Reading through the judgment, I'm not sure I agree.
If you are providing a single sex space or service, you are only allowed to exclude the opposite sex if the rationale for having a single sex space satisfies the criteria in the Equality Act.
The judgment makes it clear that if you include members of the opposite biological sex who have a GRC in that single sex space, you are undermining the purpose of that space in the same way as if you included members of the opposite biological sex without a GRC in that space.
For example, if you set up a single sex rape crisis group for women, your legal right to provide that single sex service (which constitutes direct sex discrimination against men) depends on your ability to demonstrate that it is justifiable to provide a service to one sex and not the other, for one or more of the reasons set out in the Equality Act.
Paragraph 217 of the judgment says, "While many women in a female only changing room or on a women only hospital ward or in a rape counselling group might reasonably object to the presence of biological males, it is difficult to see how the reasonableness of such an objection could be founded in possession or lack of a certificate."

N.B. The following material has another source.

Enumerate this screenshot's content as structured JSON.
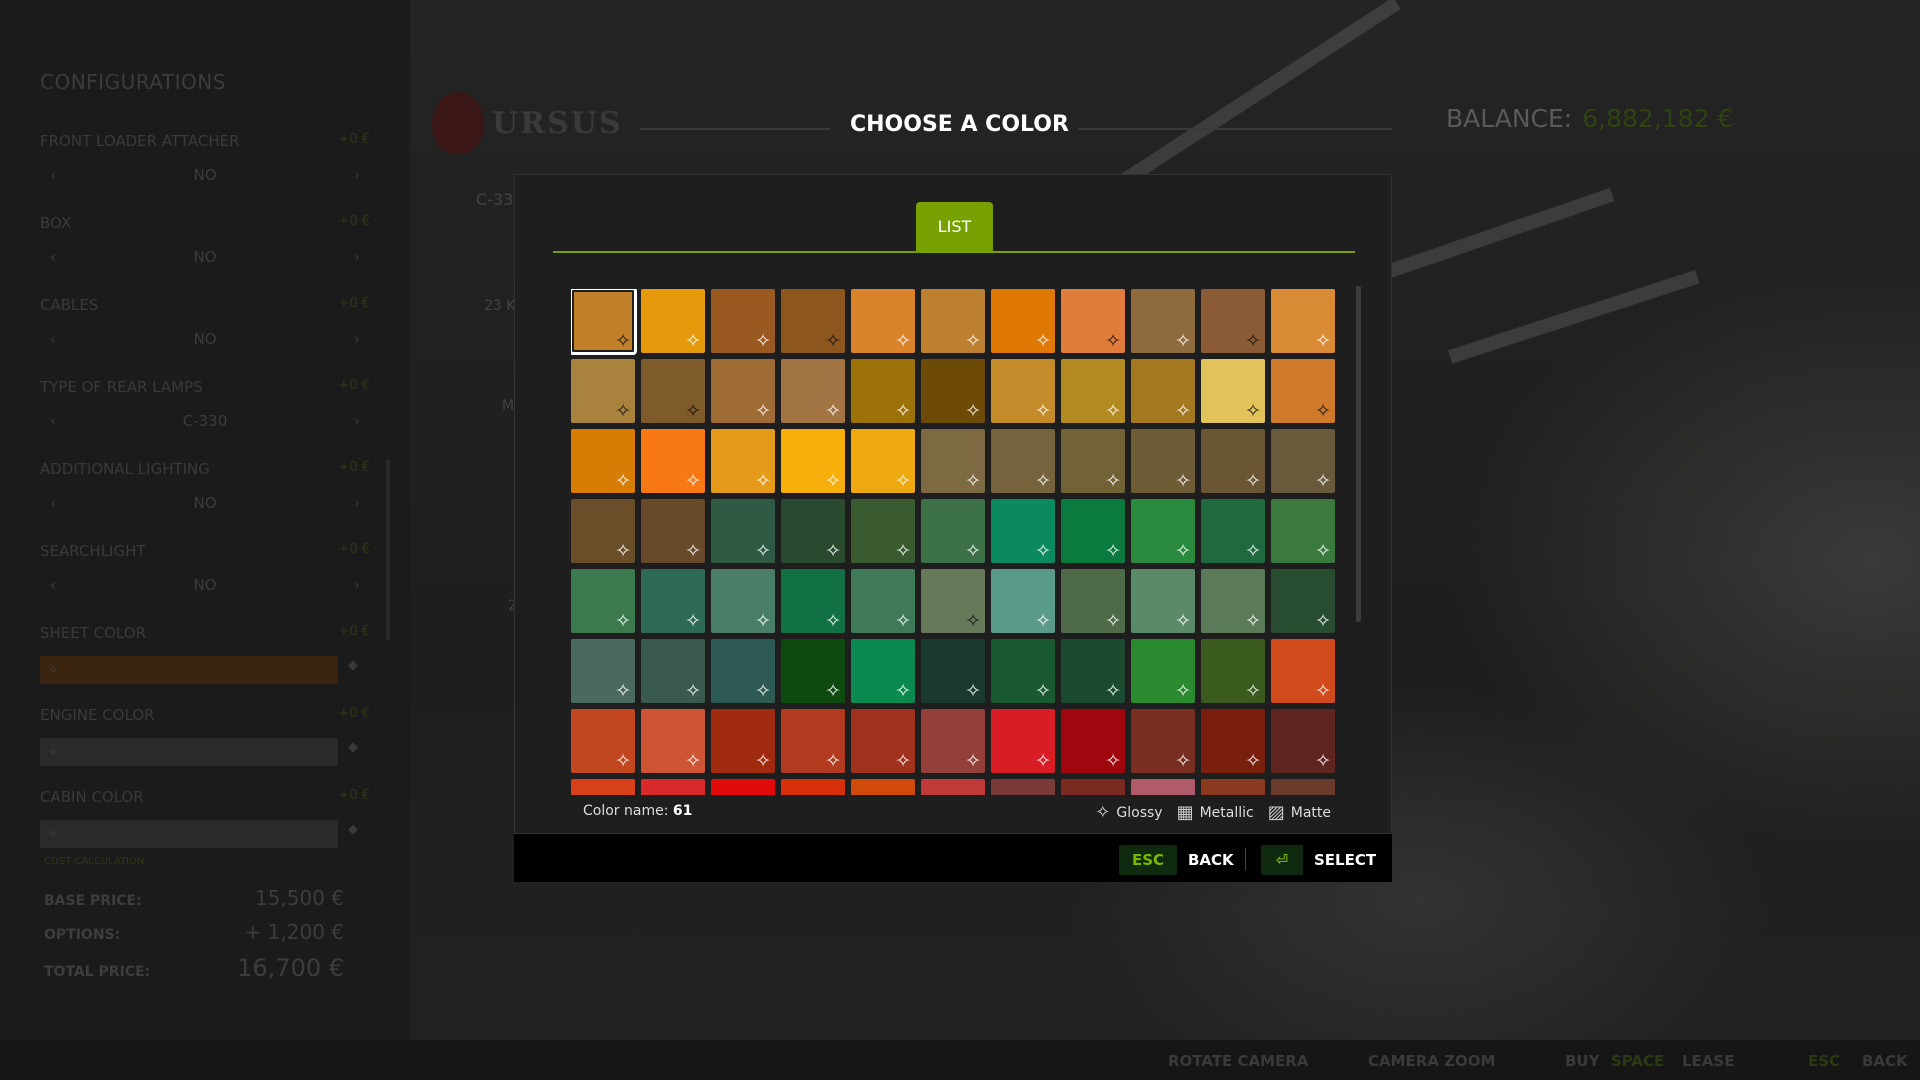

In other words, if you are providing a single sex space or service for women on the grounds that women may reasonably object to the presence of biological males, and relying on the exemptions in the Equality Act in order to directly discriminate against biological males, as soon as you allow some biological males to use that space or service (regardless of whether they have a GRC or not) you have undermined your entire justification for providing a single sex space or service in the first place. Because it is no longer serving its intended purpose from the point of view of its female users.
Annoyingly, the conclusion I am coming to here is not that women are entitled to single sex spaces or services, but that it is unlawful to provide a single sex space or service which excludes men if you are allowing trans women to use it.
My interpretation of this is that organisations can't be forced to provide single sex spaces or services, but that it is most likely unlawful to provide a single sex space or service that includes some members of the opposite sex on the basis of how they identify.
That means that organisations like the Survivors Network and Marks and Spencer need to shit or get off the pot. Provide a single sex space or service, advertise it as female only, and exclude trans women from it, or provide only mixed sex spaces and services so that at least everyone knows where they stand.
One concern I have is that many organisations may opt for the latter, leaving women with fewer single sex spaces than they have today. Because not every trans inclusive women only space will actually have trans women in it at any given time. So perhaps it is better for them to exist in their current form than not exist at all.
This is why I think Sarah Summers' case against the Survivors Network is going to be the next landmark piece of litigation. Because if I remember correctly, part of her argument is that rape crisis organisations have an obligation to provide single sex services because failure to do so constitutes indirect discrimination against women. I am not sure that she will win, but obviously I very much hope that she does. The Supreme Court judgment does help her case because it makes it clear that the Survivors' Network is advertising services as single sex when they are in fact not, and so has incorrectly applied the single sex exemption in the Equality Act. But will the court in that case go one step further and agree with her that not providing them constitutes indirect sex discrimination?